The first phase of the project, costing Dh 1 billion, covers 119 hectares and is in Al Warqa’a and includes Asian, African and Arabian villages.

The safari has white and orange Siberian tigers, lions from South Africa, giraffes, chimpanzees, peacocks, ostriches, crocodiles, and hyenas, to name a few. The visitors would also be treated to a drive-by through a waterbody inhabited by crocodiles, and exhibits having hippos and tigers. A novelty in the Dubai Safari is the underwater viewing of pygmy hippo, which is a first for the country. Apart from this, it also has the largest walk-through aviary in UAE. Also, don’t forget to take a look at the troop of baboons who are sure to entertain you.

The Dubai Safari was built in place of the 50-year-old Dubai Zoo in Jumeirah, which had more than 1,000 animals, reptiles, and birds. Officials said animals are given the best possible care and were selected after tests were conducted to ensure their fitness. Experienced keepers and trainers have also been hired to take care of the animals in the safari.

The safari is equipped with misting fans, chilled water, air-conditioned artificial rocks to keep the animals cool during summer. Muddy ponds, pools and similar water bodies are also present in the safari.

Apart from this, a veterinary hospital would also be set up soon to provide treatment and care to the animals. The Dubai Safari is also working on a breeding programme at its conservation centre. The programme is aimed at releasing animals into the wild every year.

Timothy Husband, technical director of Dubai Safari, said looking at the site now it was “hard to visualize what was here just a few years ago”.

“It was a challenge finding the right collection.
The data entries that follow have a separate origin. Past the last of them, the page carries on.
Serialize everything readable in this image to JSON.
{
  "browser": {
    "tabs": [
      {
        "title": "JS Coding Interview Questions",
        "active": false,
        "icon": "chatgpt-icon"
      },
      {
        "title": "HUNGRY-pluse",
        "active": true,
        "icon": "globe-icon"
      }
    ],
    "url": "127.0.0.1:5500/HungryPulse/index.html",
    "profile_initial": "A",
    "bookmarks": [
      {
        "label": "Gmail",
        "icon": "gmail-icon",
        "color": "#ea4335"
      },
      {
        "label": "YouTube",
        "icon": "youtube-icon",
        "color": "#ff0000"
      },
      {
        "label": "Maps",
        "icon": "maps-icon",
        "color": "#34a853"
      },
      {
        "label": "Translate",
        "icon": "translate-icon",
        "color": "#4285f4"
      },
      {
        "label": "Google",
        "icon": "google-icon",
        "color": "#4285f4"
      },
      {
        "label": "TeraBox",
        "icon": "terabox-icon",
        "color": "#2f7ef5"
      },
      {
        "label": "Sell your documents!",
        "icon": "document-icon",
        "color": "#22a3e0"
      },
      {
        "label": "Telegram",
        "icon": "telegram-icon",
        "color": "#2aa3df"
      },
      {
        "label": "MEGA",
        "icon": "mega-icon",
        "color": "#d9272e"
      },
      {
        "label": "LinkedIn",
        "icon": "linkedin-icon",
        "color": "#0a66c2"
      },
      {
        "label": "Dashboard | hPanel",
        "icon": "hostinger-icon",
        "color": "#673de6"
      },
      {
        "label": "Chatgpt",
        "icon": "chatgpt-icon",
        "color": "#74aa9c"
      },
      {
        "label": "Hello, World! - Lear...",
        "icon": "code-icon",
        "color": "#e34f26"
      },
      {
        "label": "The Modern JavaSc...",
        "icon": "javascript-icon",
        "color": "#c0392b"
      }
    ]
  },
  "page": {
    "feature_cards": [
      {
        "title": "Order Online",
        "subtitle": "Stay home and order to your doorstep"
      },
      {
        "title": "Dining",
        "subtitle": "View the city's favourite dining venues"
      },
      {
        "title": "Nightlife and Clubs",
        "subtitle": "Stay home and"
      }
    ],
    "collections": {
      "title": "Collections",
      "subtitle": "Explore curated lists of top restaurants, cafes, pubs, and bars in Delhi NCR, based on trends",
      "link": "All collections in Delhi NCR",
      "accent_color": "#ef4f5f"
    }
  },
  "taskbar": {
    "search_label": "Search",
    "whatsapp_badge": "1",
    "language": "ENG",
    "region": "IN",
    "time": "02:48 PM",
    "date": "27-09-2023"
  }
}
For example, we would have looked at 100 giraffes before selecting the right ones for Dubai. It has been important for us to go around the world to interview these people to get the right people in place,” Husband told The National.

Unfortunately, not all is well at the Dubai Safari. Last week, the Gulf News reported one of the first set of white lion cubs died soon after being born. The reason has not been revealed.

Another matter of disappointment is that a herd of white elephants, which were supposed to be one of the biggest attractions, hasn’t arrived as yet.